Photo Essay — Kamala Harris’s ‘Middle-Class’ Upbringing in Westmount, Canada
by Emma-Jo Morris
Now that she is running for president in a political moment when victimhood is currency, Vice President Kamala Harris paints herself as being brought up on the “streets” — complete with fake accents as part of her bit.
However, unfortunately for that narrative, the politics editor at Breitbart News (me) happens to have grown up in the same neighborhood Harris lived in from when she was 12 to 18 and can report that calling herself “middle class” is definitely a stretch.
On Labor Day, Harris put on one of her myriad fake dialects to address a working-class crowd in Detroit, Michigan.

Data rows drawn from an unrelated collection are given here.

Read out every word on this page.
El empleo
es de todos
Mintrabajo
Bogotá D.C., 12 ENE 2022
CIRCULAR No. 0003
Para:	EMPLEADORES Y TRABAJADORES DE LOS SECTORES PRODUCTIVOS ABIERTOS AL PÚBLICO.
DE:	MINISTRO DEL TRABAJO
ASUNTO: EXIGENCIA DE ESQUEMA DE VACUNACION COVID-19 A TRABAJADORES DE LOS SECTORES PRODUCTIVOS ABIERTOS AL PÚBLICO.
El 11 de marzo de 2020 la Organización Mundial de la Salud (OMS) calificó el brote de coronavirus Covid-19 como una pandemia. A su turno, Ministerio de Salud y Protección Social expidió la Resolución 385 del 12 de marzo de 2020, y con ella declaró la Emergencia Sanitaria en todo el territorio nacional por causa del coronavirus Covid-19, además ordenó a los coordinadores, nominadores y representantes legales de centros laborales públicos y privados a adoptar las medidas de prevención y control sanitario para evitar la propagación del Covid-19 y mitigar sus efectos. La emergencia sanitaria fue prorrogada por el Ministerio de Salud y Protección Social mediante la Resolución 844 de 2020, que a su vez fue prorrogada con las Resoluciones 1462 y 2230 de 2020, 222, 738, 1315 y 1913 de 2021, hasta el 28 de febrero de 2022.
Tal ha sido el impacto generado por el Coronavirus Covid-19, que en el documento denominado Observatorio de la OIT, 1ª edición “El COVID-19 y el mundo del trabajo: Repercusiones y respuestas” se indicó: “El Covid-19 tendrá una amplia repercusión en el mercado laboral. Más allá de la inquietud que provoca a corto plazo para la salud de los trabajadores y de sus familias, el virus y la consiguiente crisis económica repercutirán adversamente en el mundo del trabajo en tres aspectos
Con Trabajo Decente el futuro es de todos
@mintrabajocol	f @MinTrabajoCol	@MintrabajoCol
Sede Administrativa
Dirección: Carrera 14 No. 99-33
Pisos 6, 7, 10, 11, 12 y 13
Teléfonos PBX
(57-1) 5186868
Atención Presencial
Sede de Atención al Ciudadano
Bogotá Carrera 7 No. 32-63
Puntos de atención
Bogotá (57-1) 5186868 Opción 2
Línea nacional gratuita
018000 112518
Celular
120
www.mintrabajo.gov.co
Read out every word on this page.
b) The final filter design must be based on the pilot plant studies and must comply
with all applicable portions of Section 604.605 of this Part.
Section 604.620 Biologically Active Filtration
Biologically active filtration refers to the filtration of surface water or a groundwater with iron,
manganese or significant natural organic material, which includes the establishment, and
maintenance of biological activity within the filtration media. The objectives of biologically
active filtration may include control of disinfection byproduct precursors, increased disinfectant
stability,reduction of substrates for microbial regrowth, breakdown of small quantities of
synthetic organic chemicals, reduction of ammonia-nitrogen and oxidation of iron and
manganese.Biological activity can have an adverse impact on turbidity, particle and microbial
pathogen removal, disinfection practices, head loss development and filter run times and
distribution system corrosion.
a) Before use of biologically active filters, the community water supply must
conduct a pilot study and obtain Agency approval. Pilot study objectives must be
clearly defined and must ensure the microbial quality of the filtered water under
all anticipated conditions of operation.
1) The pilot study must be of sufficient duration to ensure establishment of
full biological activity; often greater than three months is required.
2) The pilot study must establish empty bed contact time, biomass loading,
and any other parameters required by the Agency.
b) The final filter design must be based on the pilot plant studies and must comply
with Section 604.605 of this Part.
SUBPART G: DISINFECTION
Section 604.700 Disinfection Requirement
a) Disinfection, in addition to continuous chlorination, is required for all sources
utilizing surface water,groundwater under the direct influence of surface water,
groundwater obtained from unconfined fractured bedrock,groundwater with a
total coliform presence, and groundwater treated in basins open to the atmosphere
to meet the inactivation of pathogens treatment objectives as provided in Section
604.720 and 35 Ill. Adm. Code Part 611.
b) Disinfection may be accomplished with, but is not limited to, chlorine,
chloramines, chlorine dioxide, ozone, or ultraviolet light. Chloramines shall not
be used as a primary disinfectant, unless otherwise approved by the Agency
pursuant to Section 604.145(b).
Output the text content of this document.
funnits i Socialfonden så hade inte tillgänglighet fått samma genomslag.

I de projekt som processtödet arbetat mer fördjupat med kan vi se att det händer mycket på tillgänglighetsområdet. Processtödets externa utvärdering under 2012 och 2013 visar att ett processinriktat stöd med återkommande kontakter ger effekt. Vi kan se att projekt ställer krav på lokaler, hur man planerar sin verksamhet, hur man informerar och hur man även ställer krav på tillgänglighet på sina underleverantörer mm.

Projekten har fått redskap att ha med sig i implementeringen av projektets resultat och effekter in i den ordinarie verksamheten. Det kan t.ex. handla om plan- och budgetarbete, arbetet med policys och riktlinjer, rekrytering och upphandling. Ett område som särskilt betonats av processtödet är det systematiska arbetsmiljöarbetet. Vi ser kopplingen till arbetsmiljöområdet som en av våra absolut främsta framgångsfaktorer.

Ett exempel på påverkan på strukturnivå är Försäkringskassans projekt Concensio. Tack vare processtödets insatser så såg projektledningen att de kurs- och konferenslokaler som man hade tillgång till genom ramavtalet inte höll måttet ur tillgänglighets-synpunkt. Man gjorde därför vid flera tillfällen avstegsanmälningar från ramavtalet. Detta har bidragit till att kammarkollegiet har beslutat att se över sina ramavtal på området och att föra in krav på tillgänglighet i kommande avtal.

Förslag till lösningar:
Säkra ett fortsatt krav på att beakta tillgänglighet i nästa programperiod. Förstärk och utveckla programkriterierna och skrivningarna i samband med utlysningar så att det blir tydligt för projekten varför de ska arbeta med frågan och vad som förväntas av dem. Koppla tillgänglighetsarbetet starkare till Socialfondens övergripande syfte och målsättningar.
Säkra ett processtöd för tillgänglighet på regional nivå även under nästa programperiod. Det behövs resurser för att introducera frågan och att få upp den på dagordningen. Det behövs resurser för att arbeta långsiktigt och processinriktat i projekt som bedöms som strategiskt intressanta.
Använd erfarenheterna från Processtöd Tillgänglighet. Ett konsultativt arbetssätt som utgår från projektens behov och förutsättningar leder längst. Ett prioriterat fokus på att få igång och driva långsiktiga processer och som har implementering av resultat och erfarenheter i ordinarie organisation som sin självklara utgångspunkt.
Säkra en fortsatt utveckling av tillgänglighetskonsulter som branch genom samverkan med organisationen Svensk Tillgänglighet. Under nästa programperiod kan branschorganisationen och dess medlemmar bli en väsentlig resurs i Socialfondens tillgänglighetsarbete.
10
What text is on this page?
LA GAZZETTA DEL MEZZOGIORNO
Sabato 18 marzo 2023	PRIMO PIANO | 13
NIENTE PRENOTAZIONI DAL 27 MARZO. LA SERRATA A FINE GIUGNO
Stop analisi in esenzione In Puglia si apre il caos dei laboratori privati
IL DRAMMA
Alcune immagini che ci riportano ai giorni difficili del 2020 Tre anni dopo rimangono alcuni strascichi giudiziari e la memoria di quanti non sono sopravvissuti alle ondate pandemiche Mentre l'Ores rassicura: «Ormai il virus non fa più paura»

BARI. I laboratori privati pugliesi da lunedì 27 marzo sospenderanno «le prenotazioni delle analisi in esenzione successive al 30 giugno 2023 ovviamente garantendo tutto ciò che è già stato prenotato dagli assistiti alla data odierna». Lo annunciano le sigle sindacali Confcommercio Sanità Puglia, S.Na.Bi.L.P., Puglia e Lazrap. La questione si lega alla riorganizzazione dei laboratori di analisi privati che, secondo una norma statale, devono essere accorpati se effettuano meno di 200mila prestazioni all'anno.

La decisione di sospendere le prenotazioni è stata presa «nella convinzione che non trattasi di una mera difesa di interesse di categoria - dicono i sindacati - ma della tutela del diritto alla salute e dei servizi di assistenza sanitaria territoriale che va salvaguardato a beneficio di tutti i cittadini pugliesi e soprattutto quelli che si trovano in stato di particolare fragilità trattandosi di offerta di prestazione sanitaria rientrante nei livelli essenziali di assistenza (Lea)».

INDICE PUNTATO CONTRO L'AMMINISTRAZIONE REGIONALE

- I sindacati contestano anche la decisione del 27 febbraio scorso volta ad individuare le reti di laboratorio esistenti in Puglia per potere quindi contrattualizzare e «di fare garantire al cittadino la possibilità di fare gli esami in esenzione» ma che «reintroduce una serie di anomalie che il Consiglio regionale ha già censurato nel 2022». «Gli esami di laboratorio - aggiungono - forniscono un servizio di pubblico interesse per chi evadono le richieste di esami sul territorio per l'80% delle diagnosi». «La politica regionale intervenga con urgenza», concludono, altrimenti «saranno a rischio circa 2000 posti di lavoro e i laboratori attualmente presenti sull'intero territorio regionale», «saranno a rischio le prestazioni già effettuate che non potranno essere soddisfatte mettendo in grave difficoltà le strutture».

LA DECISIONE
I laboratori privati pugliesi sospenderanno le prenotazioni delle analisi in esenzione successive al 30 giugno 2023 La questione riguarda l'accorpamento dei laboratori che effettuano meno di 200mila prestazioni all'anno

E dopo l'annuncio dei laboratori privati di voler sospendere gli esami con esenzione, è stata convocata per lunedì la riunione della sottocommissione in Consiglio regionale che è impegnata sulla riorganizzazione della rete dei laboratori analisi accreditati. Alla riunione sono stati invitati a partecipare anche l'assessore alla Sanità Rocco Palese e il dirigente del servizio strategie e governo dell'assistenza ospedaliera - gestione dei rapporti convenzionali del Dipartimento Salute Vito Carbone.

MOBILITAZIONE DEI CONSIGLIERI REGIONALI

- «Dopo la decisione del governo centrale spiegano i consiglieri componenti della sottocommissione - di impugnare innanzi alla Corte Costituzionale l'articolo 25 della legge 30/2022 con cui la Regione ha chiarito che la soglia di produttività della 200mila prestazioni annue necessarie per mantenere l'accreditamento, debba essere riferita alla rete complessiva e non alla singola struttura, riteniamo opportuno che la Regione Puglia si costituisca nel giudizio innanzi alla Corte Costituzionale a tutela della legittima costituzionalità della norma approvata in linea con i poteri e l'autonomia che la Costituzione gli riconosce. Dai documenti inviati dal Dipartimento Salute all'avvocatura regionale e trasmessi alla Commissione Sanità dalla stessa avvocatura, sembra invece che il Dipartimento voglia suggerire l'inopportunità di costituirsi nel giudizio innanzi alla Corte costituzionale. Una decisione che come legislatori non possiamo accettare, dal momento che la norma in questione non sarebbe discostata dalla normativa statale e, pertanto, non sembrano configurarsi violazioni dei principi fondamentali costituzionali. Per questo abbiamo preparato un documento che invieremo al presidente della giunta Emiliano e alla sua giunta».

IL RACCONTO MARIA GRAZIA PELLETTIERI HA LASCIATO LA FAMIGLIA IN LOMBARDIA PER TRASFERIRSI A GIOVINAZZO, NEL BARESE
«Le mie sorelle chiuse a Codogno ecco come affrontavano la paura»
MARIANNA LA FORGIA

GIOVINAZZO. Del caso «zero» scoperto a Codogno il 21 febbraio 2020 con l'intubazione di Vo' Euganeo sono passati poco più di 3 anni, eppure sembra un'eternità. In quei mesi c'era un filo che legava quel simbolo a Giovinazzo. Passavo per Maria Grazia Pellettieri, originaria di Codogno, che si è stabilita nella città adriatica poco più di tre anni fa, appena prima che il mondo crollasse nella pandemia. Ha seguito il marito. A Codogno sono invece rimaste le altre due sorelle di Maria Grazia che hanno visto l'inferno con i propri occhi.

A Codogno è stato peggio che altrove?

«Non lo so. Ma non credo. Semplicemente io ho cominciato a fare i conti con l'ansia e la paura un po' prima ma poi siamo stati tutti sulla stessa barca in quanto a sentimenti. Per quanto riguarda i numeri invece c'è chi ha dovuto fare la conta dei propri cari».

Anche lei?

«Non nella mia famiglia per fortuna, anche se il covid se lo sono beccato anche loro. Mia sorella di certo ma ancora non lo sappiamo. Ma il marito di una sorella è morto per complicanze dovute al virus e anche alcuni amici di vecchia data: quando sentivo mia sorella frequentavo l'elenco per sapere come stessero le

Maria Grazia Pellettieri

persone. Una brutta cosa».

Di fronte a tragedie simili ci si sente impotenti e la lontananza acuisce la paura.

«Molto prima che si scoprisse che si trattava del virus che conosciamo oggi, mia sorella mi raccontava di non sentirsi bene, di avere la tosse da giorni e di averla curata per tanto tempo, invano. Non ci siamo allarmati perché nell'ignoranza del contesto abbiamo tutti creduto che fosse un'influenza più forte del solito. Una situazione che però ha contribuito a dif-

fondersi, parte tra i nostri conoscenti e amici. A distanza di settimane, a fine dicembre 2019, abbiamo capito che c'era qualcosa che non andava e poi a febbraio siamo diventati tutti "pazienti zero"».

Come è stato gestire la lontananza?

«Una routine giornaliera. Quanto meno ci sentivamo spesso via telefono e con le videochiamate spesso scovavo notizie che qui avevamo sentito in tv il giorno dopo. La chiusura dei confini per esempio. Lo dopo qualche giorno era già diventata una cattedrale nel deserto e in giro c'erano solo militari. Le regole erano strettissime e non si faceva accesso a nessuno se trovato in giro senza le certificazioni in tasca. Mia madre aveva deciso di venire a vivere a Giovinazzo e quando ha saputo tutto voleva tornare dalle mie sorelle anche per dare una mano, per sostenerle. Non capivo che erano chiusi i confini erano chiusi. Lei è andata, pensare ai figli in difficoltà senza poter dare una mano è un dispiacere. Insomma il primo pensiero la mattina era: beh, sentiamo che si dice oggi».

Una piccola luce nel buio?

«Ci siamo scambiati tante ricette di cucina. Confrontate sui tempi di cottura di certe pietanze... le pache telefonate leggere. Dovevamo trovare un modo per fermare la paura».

However, it is virtually impossible for Harris to have organically adopted that accent — or “code switch,” as the propagandists at the Associated Press refer to it — given that not only did she not grow up anywhere near the working class, she actually grew up in one of the most upscale enclaves in Canada, a commonwealth nation with distinctly non-American English.
When Harris was 12, she left Berkeley after her mother was hired to work with McGill University, doing breast cancer research at Montreal’s Jewish General Hospital — the hospital in which I was born. Local doctors described her mother as a “pioneer.”
The neighborhood Harris grew up in is called Westmount, a majority-English neighborhood in the French province of Quebec.
She would have definitely experienced segregation living there but not the kind she has claimed in the last few years to have lived through in her bizarre, obviously mostly-made-up origin story in which she claims to have been of a modest background and somehow had some sort of involvement with the civil rights
movement.
Emma-Jo Morris / Breitbart News
There is no racial hostility in Montreal. Some racial political discourse has been imported from America in more recent years, but that would not really be a part of the cultural awareness or experience of someone who stopped living there before 2020.
Montreal is actually a “melting pot” in terms of racial and ethnic diversity and has always had a unique ability to accept immigrants of all backgrounds, races, and religions while maintaining its French culture due to a series of language and culture laws it began implementing in the 1970s.
In a story about Harris’s roots and personal experience, the only segregation she would have experienced would be economic segregation, as Montreal is the most economically segregated city in Canada, according to a study from the University of Toronto.